The world waits as a tiny black hole named Taraxippus enters the solar system. Out at sea, Matt and a few friends have built a floating, self sustaining fish farm. They believe that if Traxippus comes close to the Earth it will cause monster tides and that being out at sea is the safest option. While this global inundation never eventuates, Taraxippus causes something worse. It pushes the Earth out of its traditional orbit, tilting it closer to the sun and causing an instant, runaway global warming. The rest of the story is a disaster/survival tale as the world heats up and Matt, together with a rag tag group of survivors head south.
Perihelion Summer is just over novella length and feels more like the idea for a novel rather than a novel itself. The action is sporadic and quickly resolved. The plot meanders as Matt and his crew gear up and then do a side trip to rescue people from a burning Perth. And the conclusion is unresolved and unsatisfying, leaving nothing more than the feeling that all of the action has possibly been a bit unnecessary or at least pointless.
At first blush, Perihelion Summer feels like a book about the dangers of climate change. But any long term effects of man made climate change are overtaken by the immediate and catastrophic impacts of the black hole which are completely irreversible. An interesting analogy to current global issues though is Matt’s mother, who blames him for the disaster because of his initial fascination with Taraxippus and the fact that he was planning for a disaster that many thought would not happen. As if the person who gives the warning is to blame for the foreseeable disaster that follows. This emotional undercurrent, leads to the very true feeling but downbeat ending.

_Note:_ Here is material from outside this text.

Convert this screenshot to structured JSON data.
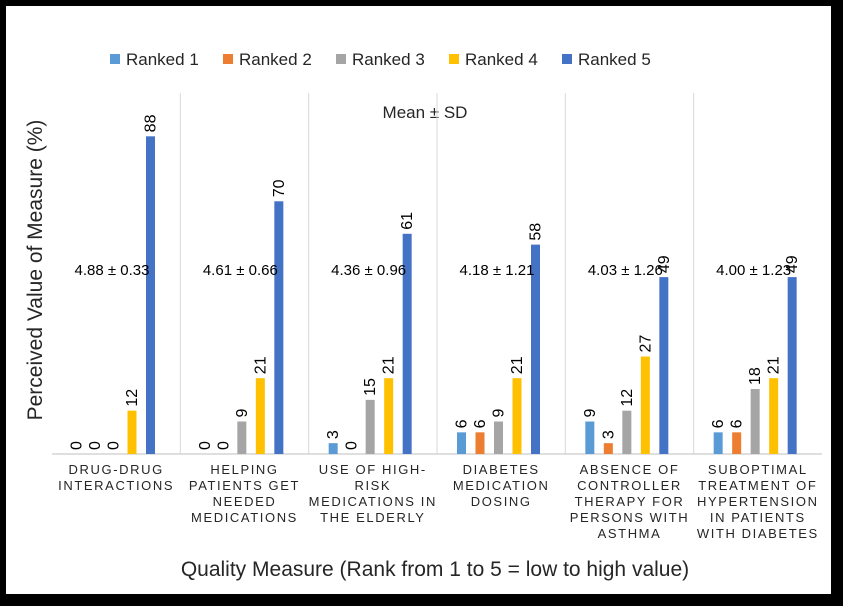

Perihelion Summer is trapped in the twilight between short story and novel. In someways it feels like a few short stories stapled together. It could have been a cautionary tale about the impacts of climate change, but by introducing a massive outside influence any messages that it might otherwise have fail to land. Egan does manage to build a fair amount of tension around Matt’s attempted rescue of his family and a pirate attack on the fleet. But while these keep the pages turning, the action is episodic and ultimately provides little payoff.